While they set up, George Martin wasn’t anywhere to be seen. The Beatles were talked through the technical process by Ron Richards, another Parlophone producer, who brought along a couple of sound engineers to check out the band’s meager equipment. Eventually, the boys were escorted downstairs to the canteen, where Martin sat having tea. In his subsequent revisions of their meeting, Martin liked to skip directly to the session, where “it was love at first sight.” No doubt he was drawn to them in some instinctive way, charmed by their personalities, cowed by the length of their hair (which he considered “shocking”). But in fact, the introductions were more businesslike than romantic. It all boiled down to this: he wanted to hear what they could do. Then he would evaluate their potential and determine the next move.

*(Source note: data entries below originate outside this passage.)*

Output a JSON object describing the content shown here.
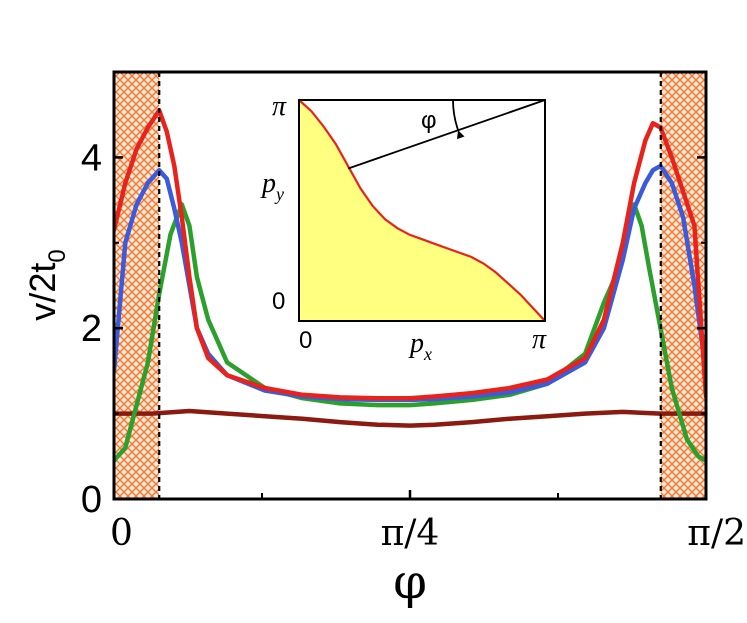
{
  "chart_data": {
    "type": "line",
    "title": "",
    "xlabel": "φ",
    "ylabel": "v/2t0",
    "ylabel_main": "v/2t",
    "ylabel_sub": "0",
    "xlim": [
      0,
      1.5708
    ],
    "ylim": [
      0,
      5
    ],
    "grid": false,
    "x_tick_labels": [
      "0",
      "π/4",
      "π/2"
    ],
    "x_ticks": [
      0,
      0.7854,
      1.5708
    ],
    "y_tick_labels": [
      "0",
      "2",
      "4"
    ],
    "y_ticks": [
      0,
      2,
      4
    ],
    "shaded_regions": [
      {
        "x_from": 0,
        "x_to": 0.12,
        "pattern": "crosshatch",
        "color": "#f07830"
      },
      {
        "x_from": 1.4508,
        "x_to": 1.5708,
        "pattern": "crosshatch",
        "color": "#f07830"
      }
    ],
    "dashed_vlines": [
      0.12,
      1.4508
    ],
    "series": [
      {
        "color": "#8b1a10",
        "x": [
          0,
          0.1,
          0.2,
          0.3,
          0.4,
          0.5,
          0.6,
          0.7,
          0.7854,
          0.85,
          0.95,
          1.05,
          1.15,
          1.25,
          1.35,
          1.45,
          1.5708
        ],
        "y": [
          1.0,
          1.0,
          1.03,
          1.0,
          0.97,
          0.94,
          0.9,
          0.87,
          0.86,
          0.87,
          0.9,
          0.94,
          0.97,
          1.0,
          1.02,
          1.0,
          1.0
        ]
      },
      {
        "color": "#2ca02c",
        "x": [
          0,
          0.03,
          0.06,
          0.09,
          0.12,
          0.15,
          0.18,
          0.2,
          0.22,
          0.25,
          0.3,
          0.4,
          0.5,
          0.6,
          0.7,
          0.7854,
          0.85,
          0.95,
          1.05,
          1.15,
          1.25,
          1.3,
          1.33,
          1.36,
          1.38,
          1.4,
          1.42,
          1.45,
          1.48,
          1.52,
          1.55,
          1.5708
        ],
        "y": [
          0.45,
          0.6,
          1.1,
          1.6,
          2.4,
          3.1,
          3.45,
          3.2,
          2.6,
          2.1,
          1.6,
          1.3,
          1.18,
          1.12,
          1.1,
          1.1,
          1.12,
          1.16,
          1.22,
          1.35,
          1.7,
          2.3,
          2.6,
          3.1,
          3.45,
          3.2,
          2.7,
          2.0,
          1.3,
          0.7,
          0.5,
          0.45
        ]
      },
      {
        "color": "#3b5bdb",
        "x": [
          0,
          0.03,
          0.06,
          0.09,
          0.12,
          0.14,
          0.16,
          0.18,
          0.2,
          0.22,
          0.25,
          0.3,
          0.4,
          0.5,
          0.6,
          0.7,
          0.7854,
          0.85,
          0.95,
          1.05,
          1.15,
          1.25,
          1.3,
          1.35,
          1.38,
          1.41,
          1.43,
          1.45,
          1.48,
          1.51,
          1.54,
          1.5708
        ],
        "y": [
          1.5,
          3.0,
          3.45,
          3.7,
          3.85,
          3.75,
          3.4,
          3.0,
          2.5,
          2.0,
          1.7,
          1.45,
          1.27,
          1.2,
          1.17,
          1.16,
          1.16,
          1.17,
          1.2,
          1.25,
          1.35,
          1.6,
          2.0,
          2.8,
          3.4,
          3.7,
          3.85,
          3.9,
          3.7,
          3.3,
          2.5,
          1.5
        ]
      },
      {
        "color": "#e8231c",
        "x": [
          0,
          0.03,
          0.06,
          0.09,
          0.12,
          0.14,
          0.16,
          0.18,
          0.2,
          0.22,
          0.25,
          0.3,
          0.4,
          0.5,
          0.6,
          0.7,
          0.7854,
          0.85,
          0.95,
          1.05,
          1.15,
          1.25,
          1.3,
          1.35,
          1.38,
          1.41,
          1.43,
          1.45,
          1.48,
          1.51,
          1.54,
          1.5708
        ],
        "y": [
          3.15,
          3.7,
          4.1,
          4.35,
          4.55,
          4.3,
          3.9,
          3.3,
          2.6,
          2.0,
          1.65,
          1.45,
          1.3,
          1.22,
          1.19,
          1.18,
          1.18,
          1.2,
          1.24,
          1.3,
          1.4,
          1.65,
          2.1,
          3.0,
          3.7,
          4.2,
          4.4,
          4.35,
          4.0,
          3.6,
          3.2,
          1.2
        ]
      }
    ],
    "inset": {
      "xlabel": "p",
      "xlabel_sub": "x",
      "ylabel": "p",
      "ylabel_sub": "y",
      "angle_label": "φ",
      "x_tick_labels": [
        "0",
        "π"
      ],
      "y_tick_labels": [
        "0",
        "π"
      ],
      "xlim": [
        0,
        1
      ],
      "ylim": [
        0,
        1
      ],
      "fill_color": "#ffff80",
      "curve_color": "#e8231c",
      "curve_x": [
        0,
        0.05,
        0.1,
        0.15,
        0.2,
        0.25,
        0.3,
        0.35,
        0.4,
        0.45,
        0.5,
        0.55,
        0.6,
        0.65,
        0.7,
        0.75,
        0.8,
        0.85,
        0.9,
        0.95,
        1.0
      ],
      "curve_y": [
        1.0,
        0.95,
        0.88,
        0.8,
        0.7,
        0.6,
        0.52,
        0.46,
        0.42,
        0.39,
        0.37,
        0.35,
        0.33,
        0.31,
        0.29,
        0.26,
        0.22,
        0.17,
        0.12,
        0.06,
        0.0
      ],
      "angle_line_from": [
        0.2,
        0.69
      ],
      "angle_line_to": [
        1.0,
        1.0
      ]
    }
  }
}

In the meantime, the Beatles spent all afternoon running material for Ron Richards. They had polished a set of thirty-two songs that Brian had selected from their prodigious repertoire, and barely stopping to catch a breath between numbers, they breezed through them all, as though they were playing a breakneck lunchtime session at the Cavern. Richards says that he took an immediate liking to the boys themselves but “wasn’t terribly impressed” with what he heard. Their songs bored him, and their musicianship was “adequate” at best. If it were up to him, Richards says, “I probably wouldn’t have signed the Beatles.”